The result will be the car falling down on the ground, upside-down, resulting in the death of the driver, and the loss of a 20 million car... (omfg)

So, the car, in order to stay on the ground would need at least to create as much downforce as two times his weight (to make the tires have a grip on the ceiling). And in order to be driven like normally on the ground, they would need to create downforce equals to three times its weight.

How to do this ? Two options : Speed, or more wing angle.
In both case, a more powerful engine is needed. It seems obvious for the first option. For the second, more wing will create more air resistance, so a more powerful engine is needed to give the same performance with an increased air resistance.

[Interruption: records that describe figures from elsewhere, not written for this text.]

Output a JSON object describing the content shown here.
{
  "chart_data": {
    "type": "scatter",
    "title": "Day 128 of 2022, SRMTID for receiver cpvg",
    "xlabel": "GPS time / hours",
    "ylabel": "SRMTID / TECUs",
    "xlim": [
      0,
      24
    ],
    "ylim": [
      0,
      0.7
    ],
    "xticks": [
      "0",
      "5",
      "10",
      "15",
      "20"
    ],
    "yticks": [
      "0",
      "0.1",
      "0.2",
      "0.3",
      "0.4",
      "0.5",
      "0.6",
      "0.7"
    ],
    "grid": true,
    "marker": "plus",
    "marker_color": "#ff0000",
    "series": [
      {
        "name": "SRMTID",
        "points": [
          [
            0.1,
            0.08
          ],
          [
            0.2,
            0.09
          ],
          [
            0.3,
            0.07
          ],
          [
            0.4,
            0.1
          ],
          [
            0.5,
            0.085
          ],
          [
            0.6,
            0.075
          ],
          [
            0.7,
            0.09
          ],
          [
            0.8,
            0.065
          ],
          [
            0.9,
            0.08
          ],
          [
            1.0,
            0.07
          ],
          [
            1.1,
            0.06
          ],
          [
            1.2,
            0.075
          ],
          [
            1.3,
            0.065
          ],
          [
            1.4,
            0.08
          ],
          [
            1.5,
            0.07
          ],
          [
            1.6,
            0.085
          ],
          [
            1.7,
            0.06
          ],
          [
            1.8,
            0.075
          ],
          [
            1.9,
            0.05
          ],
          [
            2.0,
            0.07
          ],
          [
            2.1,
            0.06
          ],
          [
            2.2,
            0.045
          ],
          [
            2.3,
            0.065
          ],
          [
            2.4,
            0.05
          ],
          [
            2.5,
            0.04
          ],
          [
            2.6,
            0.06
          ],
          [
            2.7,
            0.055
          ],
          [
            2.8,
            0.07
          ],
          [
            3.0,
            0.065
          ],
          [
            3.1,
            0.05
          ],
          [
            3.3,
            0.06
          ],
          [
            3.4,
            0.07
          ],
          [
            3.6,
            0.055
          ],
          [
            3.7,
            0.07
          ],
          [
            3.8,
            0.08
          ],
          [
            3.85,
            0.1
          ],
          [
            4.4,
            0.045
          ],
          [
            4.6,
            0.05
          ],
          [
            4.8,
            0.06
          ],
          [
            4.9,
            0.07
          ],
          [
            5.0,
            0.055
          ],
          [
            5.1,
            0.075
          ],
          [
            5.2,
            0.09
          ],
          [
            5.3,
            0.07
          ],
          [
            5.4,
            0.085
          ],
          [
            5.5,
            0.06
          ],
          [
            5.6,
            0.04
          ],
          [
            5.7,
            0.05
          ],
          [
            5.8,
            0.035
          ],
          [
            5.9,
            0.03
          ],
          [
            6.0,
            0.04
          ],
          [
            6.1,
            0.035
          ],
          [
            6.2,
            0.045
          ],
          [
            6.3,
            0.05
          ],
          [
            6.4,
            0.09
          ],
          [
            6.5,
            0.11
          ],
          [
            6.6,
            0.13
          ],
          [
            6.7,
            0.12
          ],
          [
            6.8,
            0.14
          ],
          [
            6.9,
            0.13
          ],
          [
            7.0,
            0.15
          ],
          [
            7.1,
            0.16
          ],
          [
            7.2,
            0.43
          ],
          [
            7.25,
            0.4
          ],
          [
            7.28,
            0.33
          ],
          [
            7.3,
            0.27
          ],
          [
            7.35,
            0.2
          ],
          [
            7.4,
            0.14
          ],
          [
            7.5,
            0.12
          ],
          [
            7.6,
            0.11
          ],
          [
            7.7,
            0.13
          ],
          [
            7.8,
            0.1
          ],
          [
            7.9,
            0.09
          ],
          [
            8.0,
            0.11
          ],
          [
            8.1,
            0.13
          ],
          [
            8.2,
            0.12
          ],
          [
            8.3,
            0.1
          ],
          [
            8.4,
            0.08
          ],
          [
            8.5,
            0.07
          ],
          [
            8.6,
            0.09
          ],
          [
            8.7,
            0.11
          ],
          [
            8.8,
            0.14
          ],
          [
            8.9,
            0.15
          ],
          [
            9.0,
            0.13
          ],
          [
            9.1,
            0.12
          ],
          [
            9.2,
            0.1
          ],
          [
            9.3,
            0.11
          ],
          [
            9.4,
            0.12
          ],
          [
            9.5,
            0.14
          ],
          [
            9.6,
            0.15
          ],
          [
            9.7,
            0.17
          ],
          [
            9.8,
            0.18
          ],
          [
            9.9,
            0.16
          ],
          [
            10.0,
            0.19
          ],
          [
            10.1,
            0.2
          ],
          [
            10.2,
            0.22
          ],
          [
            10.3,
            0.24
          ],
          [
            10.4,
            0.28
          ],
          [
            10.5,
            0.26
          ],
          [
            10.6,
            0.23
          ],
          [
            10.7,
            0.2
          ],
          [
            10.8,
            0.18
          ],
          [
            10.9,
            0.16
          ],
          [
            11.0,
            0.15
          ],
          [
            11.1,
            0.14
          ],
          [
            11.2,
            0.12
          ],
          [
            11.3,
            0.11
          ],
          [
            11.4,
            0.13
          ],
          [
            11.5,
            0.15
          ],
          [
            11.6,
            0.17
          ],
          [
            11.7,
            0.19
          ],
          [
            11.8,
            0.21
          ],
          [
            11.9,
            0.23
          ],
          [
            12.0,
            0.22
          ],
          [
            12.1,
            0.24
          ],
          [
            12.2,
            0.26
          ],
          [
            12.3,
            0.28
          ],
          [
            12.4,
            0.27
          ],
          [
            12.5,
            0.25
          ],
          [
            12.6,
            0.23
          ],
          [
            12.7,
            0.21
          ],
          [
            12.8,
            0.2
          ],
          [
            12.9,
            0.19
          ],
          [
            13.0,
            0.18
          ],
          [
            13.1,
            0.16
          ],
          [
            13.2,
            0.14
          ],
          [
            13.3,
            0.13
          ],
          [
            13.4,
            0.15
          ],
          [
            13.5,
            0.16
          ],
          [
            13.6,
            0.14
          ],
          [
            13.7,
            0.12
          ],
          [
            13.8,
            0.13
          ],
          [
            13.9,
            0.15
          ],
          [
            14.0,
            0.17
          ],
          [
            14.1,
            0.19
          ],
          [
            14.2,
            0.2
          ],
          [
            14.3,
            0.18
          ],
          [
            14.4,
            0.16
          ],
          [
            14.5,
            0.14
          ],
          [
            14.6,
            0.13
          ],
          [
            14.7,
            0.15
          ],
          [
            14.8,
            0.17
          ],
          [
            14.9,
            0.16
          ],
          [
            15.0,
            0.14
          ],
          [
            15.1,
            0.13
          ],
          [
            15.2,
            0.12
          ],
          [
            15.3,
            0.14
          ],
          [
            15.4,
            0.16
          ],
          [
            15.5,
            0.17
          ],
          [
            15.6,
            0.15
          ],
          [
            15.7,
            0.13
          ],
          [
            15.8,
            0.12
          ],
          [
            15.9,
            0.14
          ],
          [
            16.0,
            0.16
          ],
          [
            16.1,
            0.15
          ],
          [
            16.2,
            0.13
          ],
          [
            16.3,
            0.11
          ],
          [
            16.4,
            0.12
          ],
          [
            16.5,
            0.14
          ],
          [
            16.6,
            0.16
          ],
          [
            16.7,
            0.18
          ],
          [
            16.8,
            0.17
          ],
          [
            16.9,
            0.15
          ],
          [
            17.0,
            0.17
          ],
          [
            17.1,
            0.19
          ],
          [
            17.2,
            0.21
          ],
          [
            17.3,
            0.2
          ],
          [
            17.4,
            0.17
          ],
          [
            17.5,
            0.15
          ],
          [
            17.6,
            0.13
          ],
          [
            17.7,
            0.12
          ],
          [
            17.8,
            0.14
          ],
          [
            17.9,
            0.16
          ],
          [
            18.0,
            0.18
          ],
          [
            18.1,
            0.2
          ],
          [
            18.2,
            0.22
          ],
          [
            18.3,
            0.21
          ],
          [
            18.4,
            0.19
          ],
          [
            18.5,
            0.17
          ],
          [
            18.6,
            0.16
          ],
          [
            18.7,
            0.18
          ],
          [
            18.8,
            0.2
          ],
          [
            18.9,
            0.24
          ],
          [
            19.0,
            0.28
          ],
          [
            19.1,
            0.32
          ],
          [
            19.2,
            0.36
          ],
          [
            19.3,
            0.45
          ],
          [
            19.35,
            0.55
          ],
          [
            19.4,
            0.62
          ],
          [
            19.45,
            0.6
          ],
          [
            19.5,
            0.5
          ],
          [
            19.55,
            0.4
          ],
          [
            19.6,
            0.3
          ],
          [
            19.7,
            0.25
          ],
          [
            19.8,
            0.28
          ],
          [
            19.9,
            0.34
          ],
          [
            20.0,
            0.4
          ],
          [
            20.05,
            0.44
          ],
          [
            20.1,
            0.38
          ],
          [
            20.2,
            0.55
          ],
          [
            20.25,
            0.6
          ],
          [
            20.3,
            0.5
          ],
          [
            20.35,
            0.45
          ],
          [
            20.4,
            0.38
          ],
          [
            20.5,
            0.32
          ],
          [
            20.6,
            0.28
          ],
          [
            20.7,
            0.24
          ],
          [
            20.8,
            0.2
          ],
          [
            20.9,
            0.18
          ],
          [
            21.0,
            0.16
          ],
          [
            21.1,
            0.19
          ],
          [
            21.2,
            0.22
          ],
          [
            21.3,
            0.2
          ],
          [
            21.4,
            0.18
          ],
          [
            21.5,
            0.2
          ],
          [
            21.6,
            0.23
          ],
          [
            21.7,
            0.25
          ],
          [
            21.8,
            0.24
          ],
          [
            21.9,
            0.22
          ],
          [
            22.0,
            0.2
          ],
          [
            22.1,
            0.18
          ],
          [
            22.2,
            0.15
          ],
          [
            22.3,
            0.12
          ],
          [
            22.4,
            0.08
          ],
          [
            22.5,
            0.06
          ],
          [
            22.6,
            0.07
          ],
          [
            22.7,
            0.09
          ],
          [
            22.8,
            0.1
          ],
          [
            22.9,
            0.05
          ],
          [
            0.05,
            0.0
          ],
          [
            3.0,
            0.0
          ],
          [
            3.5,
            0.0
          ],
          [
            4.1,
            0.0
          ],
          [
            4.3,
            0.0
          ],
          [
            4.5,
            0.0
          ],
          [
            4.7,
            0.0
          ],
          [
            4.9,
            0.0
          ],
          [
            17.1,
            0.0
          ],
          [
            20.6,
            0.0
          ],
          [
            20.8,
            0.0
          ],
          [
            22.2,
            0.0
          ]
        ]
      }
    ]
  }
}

OR, third option : getting Alonso, Hamilton, Massa and Kubica drive steady at 140, 150, 160 and 170 mph in the tunnel so that the driver of that BF1 will take their slipstream so counteract the air resistance and accelerate faster :P

A f1 car at 125 km\h (in mid wing angles) creates its own weight in downforce; but at 190 km\h, it create 2 times it weight in downforce. So imagine at 330 km\h??

It was the gumpert http://www.youtube.com/watch?v=6oFNDYW8ltc

I'm rather intrigued by this subject, although wouldn't the tunnel have to be completely circular?